Polls suggest that most Americans are fine with drones--including most liberals: 78 percent of viewers of Ed Shultz's MSNBC talk show. Apparently, we are not persuaded by what seems to me obvious: law and morality aside, dropping bombs is no way to win friends and influence people. Last year a Pew poll found that
74 percent of Pakistanis consider the United States an enemy. Sherry Rehman, Pakistan's US ambassador, told reporters that the drone campaign "creates more potential terrorists on the ground and militants on the ground instead of taking them out." September 11 enraged Americans so profoundly we started two wars, one against a nation that had nothing to do with it. Why do we assume that the people we attack are any different?
How did we end up here? Surely one fatal turning point was Obama's decision not to prosecute anyone connected with the Bush administration's brutal policies, especially torture. Not only did this breed cynicism and callousness; it tacitly allowed that maybe Abu Ghraib and black sites and Baghram and Guantanamo were justifiable, given the fiendish and shape-shifting nature of terrorism.
That's certainly the message I took from Zero Dark Thirty, and, frankly, I don't understand how anyone can see this much-praised movie as ambiguous on the torture question. The movie says torture works: "In the end, everybody breaks," Dan (Jason Clarke) tells the prisoner he is beating, waterboarding, walking like a dog and forcing into a tiny box. "It's biology." And sure enough, the man gives up the clue that eventually leads to Osama's front door. If, in real life, this information was actually obtained by other methods, as Senators Dianne Feinstein and Carl Levin attested in a public letter about the film, there's no suggestion of it onscreen. But the movie does something even worse: it not only makes torture look necessary; it makes the torturers cool. Dan is handsome, smart, humorous and unconventional--his own person in a crowd of company men. When not stringing people from the ceiling, he's caring--a good friend to Maya, an animal lover. He doesn't let his job turn him into a brute or a sadist--he knows when he's reached his emotional limits and gets out.
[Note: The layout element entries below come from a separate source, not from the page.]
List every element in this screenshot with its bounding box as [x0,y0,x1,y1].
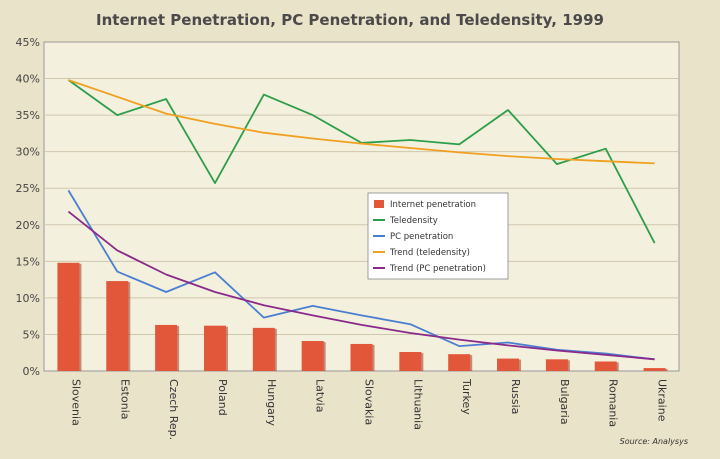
bar [545,359,568,371]
y-axis-ticks: 0% 5% 10% 15% 20% 25% 30% 35% 40% 45% [16,36,40,378]
bar [106,281,129,371]
x-tick-label: Latvia [314,379,327,413]
legend-box [367,192,509,280]
bar [594,361,617,371]
series-line [68,79,655,165]
series-line [67,210,655,361]
bar [252,327,275,371]
x-tick-label: Ukraine [656,379,669,422]
bar [203,325,226,371]
legend: Internet penetration Teledensity PC penetr… [367,192,509,280]
bar [448,354,471,371]
legend-label: Trend (teledensity) [389,248,470,258]
legend-label: PC penetration [390,232,453,242]
y-tick-label: 45% [16,36,40,49]
y-tick-label: 5% [23,328,40,341]
bar [497,358,520,371]
line-series [67,79,656,361]
bar [57,262,80,371]
x-tick-label: Poland [216,379,229,416]
bar [350,343,373,371]
legend-label: Trend (PC penetration) [389,264,486,274]
grid-lines [44,78,679,335]
y-tick-label: 15% [16,255,40,268]
x-tick-label: Hungary [265,379,278,426]
legend-swatch [374,200,384,208]
x-tick-label: Russia [509,379,522,414]
y-tick-label: 35% [16,109,40,122]
source-note: Source: Analysys [620,437,688,446]
x-tick-label: Lithuania [411,379,424,430]
bar [155,324,178,371]
chart-title: Internet Penetration, PC Penetration, an… [96,11,604,29]
y-tick-label: 20% [16,219,40,232]
bar [399,351,422,371]
x-axis-categories: Slovenia Estonia Czech Rep. Poland Hungary La… [69,378,668,440]
x-tick-label: Estonia [118,379,131,420]
legend-label: Internet penetration [390,200,476,210]
x-tick-label: Czech Rep. [167,379,180,440]
x-tick-label: Slovakia [363,379,376,425]
bar [643,368,666,371]
y-tick-label: 40% [16,73,40,86]
legend-label: Teledensity [389,216,438,226]
bar [301,341,324,371]
y-tick-label: 30% [16,146,40,159]
x-tick-label: Bulgaria [558,379,571,425]
y-tick-label: 10% [16,292,40,305]
y-tick-label: 0% [23,365,40,378]
x-tick-label: Turkey [460,378,473,415]
plot-area [43,41,680,372]
x-tick-label: Slovenia [69,379,82,426]
x-tick-label: Romania [607,379,620,427]
bar-series [57,262,668,371]
y-tick-label: 25% [16,182,40,195]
As for Maya, the lonely avenger of 9/11, what can one say? She's not only smart, dedicated, selfless, brave and tireless--she's Jessica
Chastain! The most beautiful woman in the world, with flowing locks of red-gold hair that light up every scene she's in, including the one where she fetches a pail of water for the waterboarding.
The only person in the CIA who will see a day in prison for anything that happened during all this is James Kiriakou, the anti-torture whistleblower recently sentenced to thirty months for revealing the name of a covert CIA officer to a reporter. Don't hold your breath for a Hollywood movie about him.